Model Smoothing and Regularization

Prevent zero probabilities by adding small counts (smoothing) or regularization:

1
2
3
4
5
6
7
8
9
# Smoothing: add fake counts
N_smooth = N + 1  # Add 1 to all counts
P_smooth = N_smooth.float() / N_smooth.sum(1, keepdim=True)

# Regularization: encourage small weights
def regularized_loss(probs, ys, W, reg_strength=0.01):
    nll = -probs[torch.arange(len(ys)), ys].log().mean()
    reg = reg_strength * (W**2).mean()
    return nll + reg

Sampling from the Neural Network

Generate text using the trained neural network:

 1
 2
 3
 4
 5
 6
 7
 8
 9
10
11
12
13
14
15
16
17
18
19
def sample_neural(W, i2s, seed=42):
    g = torch.Generator().manual_seed(seed)
    
    name = []
    ix = 0  # Start token
    
    while True:
        # Convert to one-hot and get probabilities
        x_enc = F.one_hot(torch.tensor([ix]), num_classes=27).float()
        logits = x_enc @ W
        probs = F.softmax(logits, dim=1)
        
        # Sample next character
        ix = torch.multinomial(probs, 1, generator=g).item()
        if ix == 0:  # End token
            break
        name.append(i2s[ix])
    
    return ''.join(name)

Key Insights

Scalability: The neural network approach extends naturally to longer contexts by changing the input representation, while counting becomes impractical.

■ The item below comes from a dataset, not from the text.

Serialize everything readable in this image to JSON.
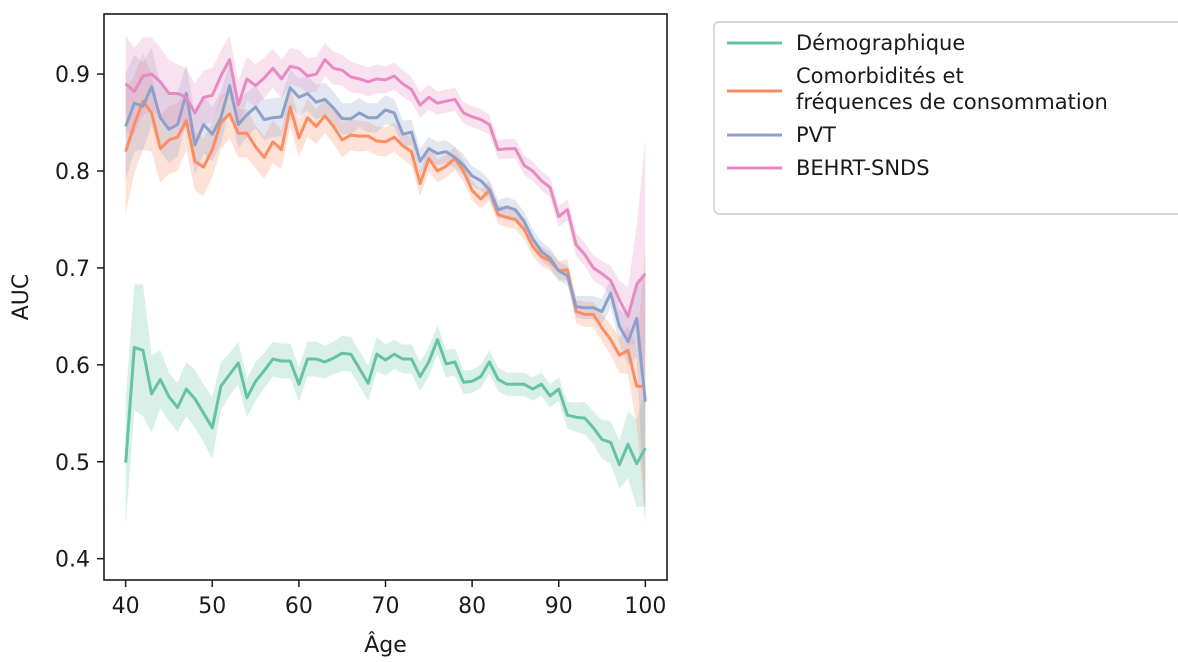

Flexibility: Neural networks can incorporate complex architectures (multiple layers, attention mechanisms) while maintaining the same training framework.

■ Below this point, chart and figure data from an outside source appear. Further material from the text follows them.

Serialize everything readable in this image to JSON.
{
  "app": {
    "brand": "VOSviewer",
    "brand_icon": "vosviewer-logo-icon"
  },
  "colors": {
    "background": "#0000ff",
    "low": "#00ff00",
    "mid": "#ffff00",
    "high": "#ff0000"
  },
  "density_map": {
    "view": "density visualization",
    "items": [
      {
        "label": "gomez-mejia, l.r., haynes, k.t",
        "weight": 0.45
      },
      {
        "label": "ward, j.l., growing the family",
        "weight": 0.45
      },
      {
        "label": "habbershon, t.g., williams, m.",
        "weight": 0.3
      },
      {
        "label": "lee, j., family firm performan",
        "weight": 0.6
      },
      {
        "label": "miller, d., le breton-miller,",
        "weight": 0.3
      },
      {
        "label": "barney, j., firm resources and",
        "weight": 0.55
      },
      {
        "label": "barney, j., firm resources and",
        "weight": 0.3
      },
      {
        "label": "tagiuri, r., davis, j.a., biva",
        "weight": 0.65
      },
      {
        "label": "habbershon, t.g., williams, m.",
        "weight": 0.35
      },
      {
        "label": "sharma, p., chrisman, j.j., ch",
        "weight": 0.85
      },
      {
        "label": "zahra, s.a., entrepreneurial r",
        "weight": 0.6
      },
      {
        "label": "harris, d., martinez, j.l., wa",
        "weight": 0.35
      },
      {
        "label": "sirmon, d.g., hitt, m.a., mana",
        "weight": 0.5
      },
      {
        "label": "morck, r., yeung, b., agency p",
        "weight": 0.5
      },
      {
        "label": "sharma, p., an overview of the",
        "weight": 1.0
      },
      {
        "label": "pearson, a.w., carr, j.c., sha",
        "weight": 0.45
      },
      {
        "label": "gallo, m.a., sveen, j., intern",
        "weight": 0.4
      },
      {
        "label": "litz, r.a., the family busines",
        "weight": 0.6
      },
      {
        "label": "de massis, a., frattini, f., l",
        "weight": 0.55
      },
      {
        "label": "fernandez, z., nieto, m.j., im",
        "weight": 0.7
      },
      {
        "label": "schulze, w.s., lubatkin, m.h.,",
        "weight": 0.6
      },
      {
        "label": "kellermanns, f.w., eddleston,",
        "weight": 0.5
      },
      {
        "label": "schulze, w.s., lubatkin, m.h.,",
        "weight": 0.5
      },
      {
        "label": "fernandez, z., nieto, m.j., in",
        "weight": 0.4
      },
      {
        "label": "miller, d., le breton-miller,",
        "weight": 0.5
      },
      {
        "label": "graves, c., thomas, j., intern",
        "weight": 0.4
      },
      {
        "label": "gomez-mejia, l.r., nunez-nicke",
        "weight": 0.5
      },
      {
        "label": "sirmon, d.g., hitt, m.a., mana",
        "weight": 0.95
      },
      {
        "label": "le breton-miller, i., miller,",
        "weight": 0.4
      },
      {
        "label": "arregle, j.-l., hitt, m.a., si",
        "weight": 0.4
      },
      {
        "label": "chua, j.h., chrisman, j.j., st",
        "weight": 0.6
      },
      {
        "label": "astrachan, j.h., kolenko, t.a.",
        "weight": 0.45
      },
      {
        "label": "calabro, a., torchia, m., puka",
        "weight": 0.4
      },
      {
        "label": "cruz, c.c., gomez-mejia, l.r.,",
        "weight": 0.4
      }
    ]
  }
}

Foundation: This simple model demonstrates the core concepts used in modern language models like GPT-2: convert text to vectors, process through neural networks, output probability distributions, and optimize with gradient descent.

Next Steps

This bigram model forms the foundation for more sophisticated architectures:

  • Multi-layer perceptrons: Add hidden layers for more complex patterns
  • Recurrent networks: Process variable-length sequences
  • Transformers: Use attention mechanisms for long-range dependencies

The training framework remains identical—only the neural network architecture changes. Understanding this progression from simple bigrams to transformers reveals how modern language models work under the hood.